Prime Minister Theresa May will file formal Brexit request on Wednesday, 29 of March 2017, fulfilling the wish people enshrined in the referendum on the UK membership in the European Union.
Nine months after Britons voted to leave, May will notify EU Council President Donald Tusk in a letter that the UK really is quitting the bloc it joined in 1973.
The prime minister, an initial opponent of Brexit who won the top job in the political turmoil that followed the referendum vote, will then have two years to settle the terms of the divorce before it comes into effect in late March 2019.
“Now that the decision has been made to leave the EU, it is time to come together,” May will tell lawmakers, according to comments supplied by her office.
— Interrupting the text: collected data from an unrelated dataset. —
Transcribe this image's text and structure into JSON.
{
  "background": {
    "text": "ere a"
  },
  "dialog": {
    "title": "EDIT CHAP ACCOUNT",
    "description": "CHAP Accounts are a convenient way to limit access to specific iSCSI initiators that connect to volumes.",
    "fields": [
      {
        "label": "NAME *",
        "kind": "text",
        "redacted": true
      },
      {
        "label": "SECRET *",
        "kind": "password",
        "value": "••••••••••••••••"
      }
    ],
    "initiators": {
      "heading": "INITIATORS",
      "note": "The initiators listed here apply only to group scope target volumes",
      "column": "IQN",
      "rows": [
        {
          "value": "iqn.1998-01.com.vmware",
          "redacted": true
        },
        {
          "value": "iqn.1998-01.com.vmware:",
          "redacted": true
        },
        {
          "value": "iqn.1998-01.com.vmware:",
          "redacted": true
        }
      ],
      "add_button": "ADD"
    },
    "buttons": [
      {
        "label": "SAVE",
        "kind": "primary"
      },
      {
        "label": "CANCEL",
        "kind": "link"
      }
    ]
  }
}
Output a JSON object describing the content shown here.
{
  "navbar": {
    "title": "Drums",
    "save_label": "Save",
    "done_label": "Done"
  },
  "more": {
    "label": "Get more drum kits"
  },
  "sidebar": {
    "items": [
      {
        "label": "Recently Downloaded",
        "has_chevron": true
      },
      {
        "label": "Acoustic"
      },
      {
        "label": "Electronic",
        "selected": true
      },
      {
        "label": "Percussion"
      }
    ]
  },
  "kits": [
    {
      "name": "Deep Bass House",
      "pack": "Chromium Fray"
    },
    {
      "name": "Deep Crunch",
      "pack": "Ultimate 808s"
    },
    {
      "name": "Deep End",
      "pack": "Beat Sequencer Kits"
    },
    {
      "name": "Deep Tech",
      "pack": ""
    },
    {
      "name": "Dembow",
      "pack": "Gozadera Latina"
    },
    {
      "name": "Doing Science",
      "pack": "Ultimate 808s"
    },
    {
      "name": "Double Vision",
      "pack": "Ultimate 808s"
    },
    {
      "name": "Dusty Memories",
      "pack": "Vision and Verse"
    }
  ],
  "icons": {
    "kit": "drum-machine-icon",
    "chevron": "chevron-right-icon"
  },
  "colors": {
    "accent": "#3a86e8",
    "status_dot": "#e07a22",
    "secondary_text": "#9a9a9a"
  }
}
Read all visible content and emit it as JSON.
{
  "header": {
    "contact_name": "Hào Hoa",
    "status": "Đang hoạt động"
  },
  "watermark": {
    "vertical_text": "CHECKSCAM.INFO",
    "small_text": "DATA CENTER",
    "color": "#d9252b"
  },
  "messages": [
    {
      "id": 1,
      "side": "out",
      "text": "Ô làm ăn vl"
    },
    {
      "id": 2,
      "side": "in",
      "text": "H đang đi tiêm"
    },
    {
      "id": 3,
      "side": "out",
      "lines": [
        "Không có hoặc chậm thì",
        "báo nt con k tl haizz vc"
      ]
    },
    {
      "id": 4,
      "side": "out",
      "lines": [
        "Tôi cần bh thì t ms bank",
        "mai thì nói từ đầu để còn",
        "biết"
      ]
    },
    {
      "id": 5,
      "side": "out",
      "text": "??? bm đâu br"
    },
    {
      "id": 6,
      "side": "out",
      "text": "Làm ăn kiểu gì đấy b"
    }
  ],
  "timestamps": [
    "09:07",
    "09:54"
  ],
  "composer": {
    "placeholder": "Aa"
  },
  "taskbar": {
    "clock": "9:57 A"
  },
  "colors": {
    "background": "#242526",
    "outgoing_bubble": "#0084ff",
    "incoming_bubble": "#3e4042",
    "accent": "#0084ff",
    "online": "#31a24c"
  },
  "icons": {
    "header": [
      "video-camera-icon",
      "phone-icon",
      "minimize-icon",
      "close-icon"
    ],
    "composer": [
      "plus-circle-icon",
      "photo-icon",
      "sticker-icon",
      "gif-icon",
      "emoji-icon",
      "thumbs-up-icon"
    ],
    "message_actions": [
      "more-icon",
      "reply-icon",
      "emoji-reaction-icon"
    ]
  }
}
“When I sit around the negotiating table in the months ahead, I will represent every person in the whole United Kingdom – young and old, rich and poor, city, town, country and all the villages and hamlets in between,” May will say. She also made it clear, that no deal is better than a bad deal, setting a tuning fork to the negotiations.
The European Commission president Jean-Claude Juncker called Brexit a “tragedy”, however the EU27 signed Rome Declaration to show their will to preserve the Union and enhance further integration.
Meanwhile the major ‘brexiter’ MEP Nigel Farage said that he is sure the UK will be not the only and the last country to leave the EU.